Here below is the song in a live performance by Simon Barrad and myself. And further down you will find the Russian text, then Simon’s translation into English, and finally, for good measure, Michelangelo’s original Italian.
7. Изгнаннику
Как будто чтим, а всё же честь мала.
Его величье взор наш ослепило.
Что чернь корить за низкое мерило,
Когда пуста и наша похвала!
Он ради нас сошёл в обитель зла;
Господне царство лик ему явило;
Но дверь, что даже небо не закрыло,
Пред Данте отчизна злобно заперла.
Неблагодарная! Себе на горе
Ты длила муки сына своего;
Так совершенству низость мстит от века.
Один пример из тех, которых море!
Как нет подлей изгнания его,
Так мир не знал и выше человека.
7. To the Exile
We think we honor him, yet honor him too little.

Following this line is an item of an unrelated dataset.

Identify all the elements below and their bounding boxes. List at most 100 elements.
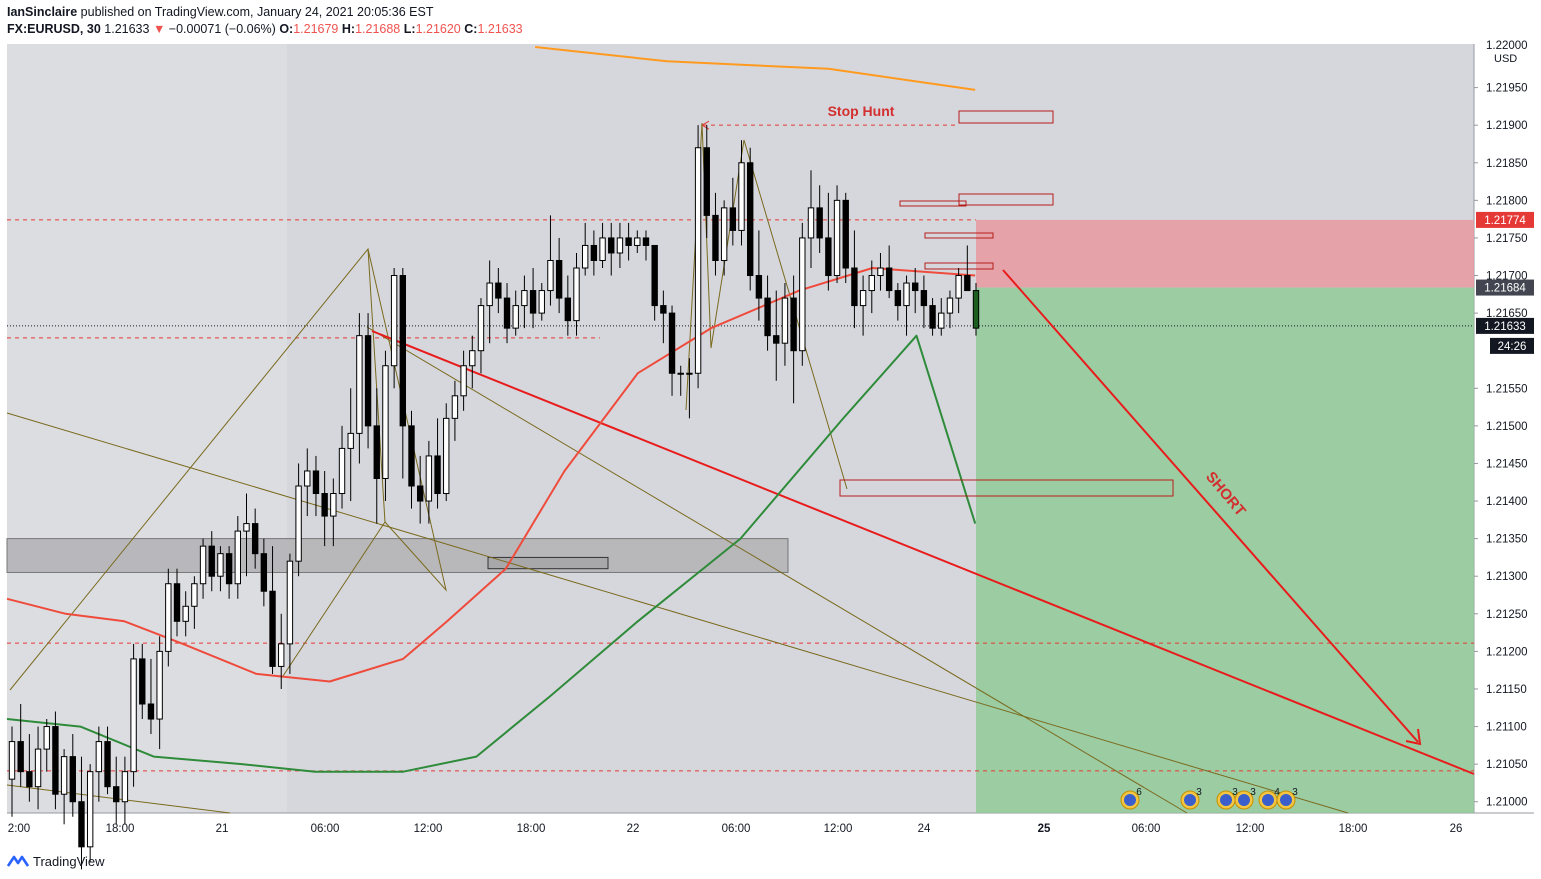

His majesty has blinded our sight.
Why do we chide the mob for its crass yardstick,
When our own praise is empty!
He descended into the domain of evil for our sake;
The Lord’s kingdom showed its face to him;
But the door that even heaven did not close,
The fatherland maliciously locked in front of Dante.
Ungrateful land! To your own harm
You stretched out the suffering of your son;
Thus baseness takes vengeance on perfection from age to age.
One example among those of which there is a sea!
Just as there was never a viler exile than his,
So also did the world never know a greater man.
7. {Rime/250}
Quante dirne si de' non si può dire,
ché troppo agli orbi il suo splendor s'accese;
biasmar si può più 'l popol che l’offese,
c'al suo men pregio ogni maggior salire.
Questo discese a' merti del fallire
per l'util nostro, e poi a Dio ascese;
e le porte, che 'l ciel non gli contese,
la patria chiuse al suo giusto desire.
Ingrata, dico, e della suo fortuna
a suo danno nutrice; ond'è ben segno,
c'a' più perfetti abonda di più guai.
Fra mille altre ragion sol ha quest'una:
se par non ebbe il suo exilio indegno,
simil uom né maggior non nacque mai.